Nel suo Il corpo preso con filosofia Tommaso Ariemma affronta le contraddizioni che un serio discorso filosofico sul corpo nella nostra epoca necessariamente comporta. Se nella modernità anche il corpo è diventato liquido - celebre espressione del sociologo Bauman - esso è sì, da una parte, più docile alle forme, malleabile, trasformabile, ma può anche, paradossalmente, svelare resistenze e risorse temibili, paradosso dell'esperienza contemporanea che l'autore struttura secondo la logica della contraddizione per cui noi "cerchiamo di afferrare ciò che necessariamente ci sfugge e, al tempo stesso, cerchiamo di evitare ciò a cui non possiamo sottrarci". Paradosso del corpo di cui una efficace immagine è il body building.
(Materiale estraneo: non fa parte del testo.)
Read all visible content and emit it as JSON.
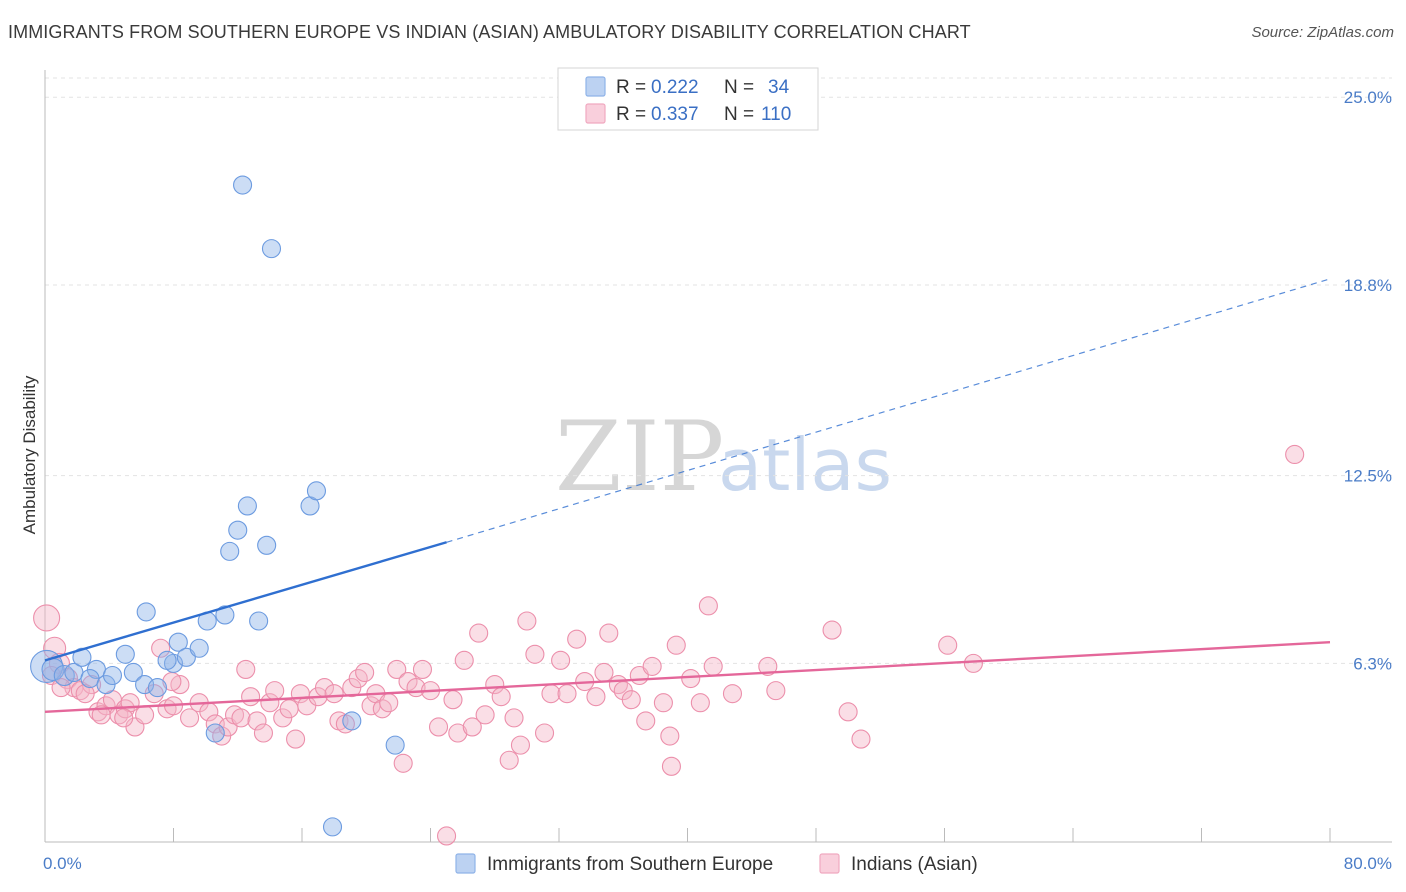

Ma cosa ha a che fare il body building con la filosofia? Non solo la filosofia - da Platone "dalle spalle larghe" in poi - "sarebbe una sorta di body building del pensiero, qualcosa di eccessivo, di non richiesto, portato avanti con il più estremo rigore", una filosofia come atletismo e sollevamento dei pensieri che, secondo Peter Sloterdijk, rimanda all'amore "per la fama gloriosa attribuita ai vincitori nelle gare" e a quello "per la fatica, l'onore, lo sforzo" (Devi cambiare la tua vita); non solo lo stile di vita del body building è pericolo e minaccioso, non violento bensì provocatorio, come può esserlo un pensiero che mette in dubbio il modo di vivere e la scala di valori comuni; ma il body building fa dono alla filosofia di due fondamentali paradossi, quello del limite e quello della fragilità.
Il body building mostrerebbe che "non c'è alcun superamento di limiti che non provenga da maggiori limitazioni. Il continuo superamento operato dal culturista del proprio tono muscolare sarebbe frutto di sempre maggiori restrizioni: diete, intensità dell'allenamento, determinazione. Più ci si vuole liberare dal proprio corpo, e più il corpo ci inchioda, ci vincola". Inoltre, poiché nel body building la costruzione del corpo si ottiene attraverso una sua continua traumatizzazione, "più ricerca un corpo statuario e più il culturista si trova a fronteggiare differenti fragilità, più si ricerca la durezza, e più la fragilità si insinua". Se per costruire un corpo muscoloso "bisogna lavorare lavorare su ogni parte, decostruire per costruire", la filosofia decostruzionista di Jacques Derrida è estenuante come gli allenamenti del culturista.
Nel nostro tempo questo controllo del proprio corpo che il body building mette in scena riguarda sempre più anche il controllo della sua immagine sociale, del suo "archivio fotografico", del suo facebook. Ma "nel momento in cui il nostro corpo diviene qualcosa da vedere e da far vedere, il suo controllo totale si rivela impossibile. Anche perché 'prendere corpo' è un'impresa che dura una vita, persa ogni volta che sperimentiamo la sua verità: prendiamo davvero corpo, quando il corpo è preso da un altro". Come scrive Michel Foucault "sotto le dita dell'altro che ti percorrono, tutte le parti invisibili del tuo corpo si mettono a esistere. Contro le labbra dell'altro le tue diventano sensibili" (Il corpo, luogo di utopia); e anche Daniel Pennac afferma che "il nostro corpo è anche il corpo degli altri" (Storia di un corpo). Così, "il mio corpo è il 'mio' che non possiedo, il 'qui' che non raggiungo, il familiare più estraneo". E dopo il body building è la chirurgia estetica che esplicita la realtà costruttiva e paradossale del corpo, come il corpo sia un fare corpo, come "l'uomo non ha semplicemente un corpo, ma prende corpo, fa corpo".